Лес снова становился все гуще и выше. Пришлось снять лыжи и пробираться сквозь заросли пешком Буреломы, засыпанные снегом, мешали идти, то и дело подстерегали предательские промоины. Сотни следов зайцев, лис, даже волка говорили о том, что распадок заселён и полон жизни.
В одном месте распадок сузился Крутые, почти отвесные стены поднялись по сторонам Большие тополя с густым подлеском из багульника заполнили тёмную и сырую щель Где-то, невидимый под сугробом снега, журчал ручей. Стало немного жутко.
— Вперёд! — послал он собак, и они пробежали мимо него.
А дальше все произошло со скоростью кинокартины, заснятой методом замедленной съёмки.
Собаки отчаянно залаяли Опытным ухом Петя определил, что лают они на крупного зверя Он быстро скинул заплечный мешок, взял ружьё на изготовку и щёлкнул курками. Лай не удалялся и не приближался Тогда Петя сделал несколько шагов вперёд. И вот открылась небольшая узкая полянка, зажатая каменными скалами. На тонкой сухой лесине сидели, вцепившись в ствол когтистыми лапами, два медвежонка и дико озирались по сторонам. Туй и Капа танцевали вокруг дерева, оглашая окрестности призывным лаем.

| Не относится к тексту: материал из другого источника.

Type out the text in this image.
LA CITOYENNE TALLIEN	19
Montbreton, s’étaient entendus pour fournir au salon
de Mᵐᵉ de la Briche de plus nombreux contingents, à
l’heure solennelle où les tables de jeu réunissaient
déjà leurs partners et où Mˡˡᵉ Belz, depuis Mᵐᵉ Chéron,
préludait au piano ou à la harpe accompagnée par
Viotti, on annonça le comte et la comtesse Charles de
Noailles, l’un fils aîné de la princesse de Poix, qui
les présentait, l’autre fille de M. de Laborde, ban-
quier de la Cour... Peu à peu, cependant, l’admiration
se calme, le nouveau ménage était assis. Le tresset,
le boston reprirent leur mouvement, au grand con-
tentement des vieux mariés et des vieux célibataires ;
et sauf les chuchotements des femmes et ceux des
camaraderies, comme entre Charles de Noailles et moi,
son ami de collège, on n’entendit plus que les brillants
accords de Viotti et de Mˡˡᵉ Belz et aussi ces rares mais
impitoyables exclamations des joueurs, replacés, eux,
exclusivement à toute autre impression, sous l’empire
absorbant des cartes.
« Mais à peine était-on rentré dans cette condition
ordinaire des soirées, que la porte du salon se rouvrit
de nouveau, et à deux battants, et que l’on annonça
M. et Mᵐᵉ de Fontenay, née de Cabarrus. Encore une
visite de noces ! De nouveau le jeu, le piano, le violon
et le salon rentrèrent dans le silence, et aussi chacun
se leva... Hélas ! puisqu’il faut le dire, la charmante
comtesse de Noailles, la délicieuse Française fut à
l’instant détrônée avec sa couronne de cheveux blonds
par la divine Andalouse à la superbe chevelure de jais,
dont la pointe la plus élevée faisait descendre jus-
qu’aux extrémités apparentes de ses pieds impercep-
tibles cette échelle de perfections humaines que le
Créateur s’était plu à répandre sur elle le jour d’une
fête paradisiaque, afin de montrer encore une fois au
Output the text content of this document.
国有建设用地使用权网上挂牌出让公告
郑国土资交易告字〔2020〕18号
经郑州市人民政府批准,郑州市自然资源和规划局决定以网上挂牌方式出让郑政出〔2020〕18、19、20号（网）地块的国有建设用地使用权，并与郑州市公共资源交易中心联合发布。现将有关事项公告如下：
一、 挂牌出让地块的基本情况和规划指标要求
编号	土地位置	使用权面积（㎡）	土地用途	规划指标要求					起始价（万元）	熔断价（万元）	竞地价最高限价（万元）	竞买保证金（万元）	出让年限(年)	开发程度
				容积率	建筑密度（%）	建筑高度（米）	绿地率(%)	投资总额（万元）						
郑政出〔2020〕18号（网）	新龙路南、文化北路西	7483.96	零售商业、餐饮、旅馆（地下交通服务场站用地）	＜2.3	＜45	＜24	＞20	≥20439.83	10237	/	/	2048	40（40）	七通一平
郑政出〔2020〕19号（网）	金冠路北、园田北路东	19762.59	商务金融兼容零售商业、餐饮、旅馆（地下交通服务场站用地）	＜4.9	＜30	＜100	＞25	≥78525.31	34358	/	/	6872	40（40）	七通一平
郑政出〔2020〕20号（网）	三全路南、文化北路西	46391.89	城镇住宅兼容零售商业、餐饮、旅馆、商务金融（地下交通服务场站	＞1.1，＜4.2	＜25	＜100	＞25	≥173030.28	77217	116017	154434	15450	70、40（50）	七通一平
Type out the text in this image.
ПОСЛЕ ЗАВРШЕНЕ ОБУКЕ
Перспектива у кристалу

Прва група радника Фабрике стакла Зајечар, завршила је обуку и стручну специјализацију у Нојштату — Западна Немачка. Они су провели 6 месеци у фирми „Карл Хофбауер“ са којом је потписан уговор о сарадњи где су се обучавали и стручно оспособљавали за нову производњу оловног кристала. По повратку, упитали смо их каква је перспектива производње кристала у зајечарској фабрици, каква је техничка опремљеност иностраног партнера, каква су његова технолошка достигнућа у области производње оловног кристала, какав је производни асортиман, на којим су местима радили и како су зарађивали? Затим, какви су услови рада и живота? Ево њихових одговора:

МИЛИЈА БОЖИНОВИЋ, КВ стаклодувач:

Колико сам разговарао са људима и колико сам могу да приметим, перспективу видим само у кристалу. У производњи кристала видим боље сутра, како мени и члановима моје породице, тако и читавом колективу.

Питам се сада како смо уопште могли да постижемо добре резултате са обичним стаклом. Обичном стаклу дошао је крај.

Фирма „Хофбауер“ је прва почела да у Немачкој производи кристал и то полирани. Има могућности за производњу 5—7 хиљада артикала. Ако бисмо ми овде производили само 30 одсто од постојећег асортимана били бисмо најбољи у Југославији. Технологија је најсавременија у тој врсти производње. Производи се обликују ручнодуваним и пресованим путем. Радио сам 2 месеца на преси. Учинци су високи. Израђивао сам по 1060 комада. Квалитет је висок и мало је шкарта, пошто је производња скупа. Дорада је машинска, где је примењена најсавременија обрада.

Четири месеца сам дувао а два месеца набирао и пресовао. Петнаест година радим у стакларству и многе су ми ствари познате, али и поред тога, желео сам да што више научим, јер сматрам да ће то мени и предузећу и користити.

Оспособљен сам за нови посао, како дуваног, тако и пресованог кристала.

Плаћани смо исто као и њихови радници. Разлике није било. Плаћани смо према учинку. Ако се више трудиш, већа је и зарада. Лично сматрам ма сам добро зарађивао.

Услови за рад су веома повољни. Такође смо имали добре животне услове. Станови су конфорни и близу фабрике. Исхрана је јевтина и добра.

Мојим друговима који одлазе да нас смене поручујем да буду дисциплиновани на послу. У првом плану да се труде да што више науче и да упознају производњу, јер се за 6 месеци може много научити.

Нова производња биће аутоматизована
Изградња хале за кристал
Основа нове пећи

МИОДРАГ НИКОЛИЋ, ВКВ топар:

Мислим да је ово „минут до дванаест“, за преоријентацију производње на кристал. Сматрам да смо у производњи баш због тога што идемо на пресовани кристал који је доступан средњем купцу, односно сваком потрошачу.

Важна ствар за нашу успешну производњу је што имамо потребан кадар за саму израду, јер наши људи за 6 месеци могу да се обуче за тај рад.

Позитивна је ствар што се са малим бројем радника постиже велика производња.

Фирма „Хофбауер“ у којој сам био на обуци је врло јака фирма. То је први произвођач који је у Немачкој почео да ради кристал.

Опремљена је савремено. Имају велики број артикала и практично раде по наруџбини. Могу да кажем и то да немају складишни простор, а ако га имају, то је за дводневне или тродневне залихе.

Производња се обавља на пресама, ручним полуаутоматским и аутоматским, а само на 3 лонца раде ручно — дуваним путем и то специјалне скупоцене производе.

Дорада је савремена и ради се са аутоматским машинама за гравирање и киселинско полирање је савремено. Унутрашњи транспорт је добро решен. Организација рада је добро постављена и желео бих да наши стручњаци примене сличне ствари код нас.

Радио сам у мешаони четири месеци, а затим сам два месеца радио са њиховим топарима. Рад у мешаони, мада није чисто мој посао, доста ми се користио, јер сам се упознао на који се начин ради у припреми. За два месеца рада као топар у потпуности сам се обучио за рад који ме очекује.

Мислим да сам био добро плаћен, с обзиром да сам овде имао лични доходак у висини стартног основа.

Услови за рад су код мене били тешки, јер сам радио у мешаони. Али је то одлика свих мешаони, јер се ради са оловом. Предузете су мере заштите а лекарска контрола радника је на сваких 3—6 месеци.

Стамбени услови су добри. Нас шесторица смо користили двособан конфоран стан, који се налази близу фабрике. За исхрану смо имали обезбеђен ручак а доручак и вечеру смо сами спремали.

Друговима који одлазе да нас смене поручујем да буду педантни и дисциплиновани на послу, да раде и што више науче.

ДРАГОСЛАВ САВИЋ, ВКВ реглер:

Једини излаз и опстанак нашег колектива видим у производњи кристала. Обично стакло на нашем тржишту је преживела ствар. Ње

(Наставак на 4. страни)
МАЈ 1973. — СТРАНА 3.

У Пети перехватило дыхание. Он машинально переложил пистолет из заднего кармана брюк в карман полушубка. «Сейчас явится разъярённая медведица», — мелькнуло в голове. По сторонам нависли отвесные утёсы, под которыми, видимо, была берлога, откуда собаки и выгнали медвежат. Куда деваться? Назад? Но грозный рёв раздался именно сзади. Лохматая грозная медведица, с треском ломая кусты, спешила на выручку детёнышам. Если мирная наседка бросается на собаку, защищая своих цыплят, то что же может сделать разъярённая медведица?!
Собаки, занятые медвежатами, которые, по их мнению, представляли очень лёгкую добычу, увидели медведицу, когда она оказалась слишком близко. Как раз на её пути стоял Петя. Медвежата, услышав мать, подняли отчаянный визг. Медведица взъерошилась, обезумела от злобы, ей некогда было встать на дыбы. Как тяжёлый снаряд, ринулась она на Петю. Раздался выстрел. Ухо с клоком шерсти и мяса полетело в сторону. Брызнула кровь. Оглушённый зверь перевернулся на месте, но тут же снова бросился на врага. Ещё выстрел, почти в упор. Туй одним прыжком сел на медвежью морду. Но поздно, милый Туй, слишком поздно ты бросился на выручку своему хозяину! Ударом лапы зверь сбил человека, рванул одежду и подмял его под себя. Кава с отчаянной решимостью кинулась в свалку. Ещё раз, теперь уже под тушей, раздался выстрел — на сей раз пистолетный.
Мохнатая махина дрогнула, обвисла, конвульсии прошли по всему телу. Собаки, дрожа от ярости, рвали зверя, захлёбывались и кашляли от шерсти, забившейся им в пасть.
А над всем распадком, где разыгралась эта трагедия, длившаяся меньше минуты, нёсся истошный, вой до смерти перепуганных медвежат, которые все ещё сидели на лесине, судорожно вцепившись в неё маленькими, острыми коготками…
Лас и Дик не пришли в загон.
— Небывалый случай! — сказал Сперанский Ускову, и в голосе его слышалась тревога.
— Что-то, видимо, им помешало. Пойдёмте, Владимир Иванович, сходим к газовой пещере.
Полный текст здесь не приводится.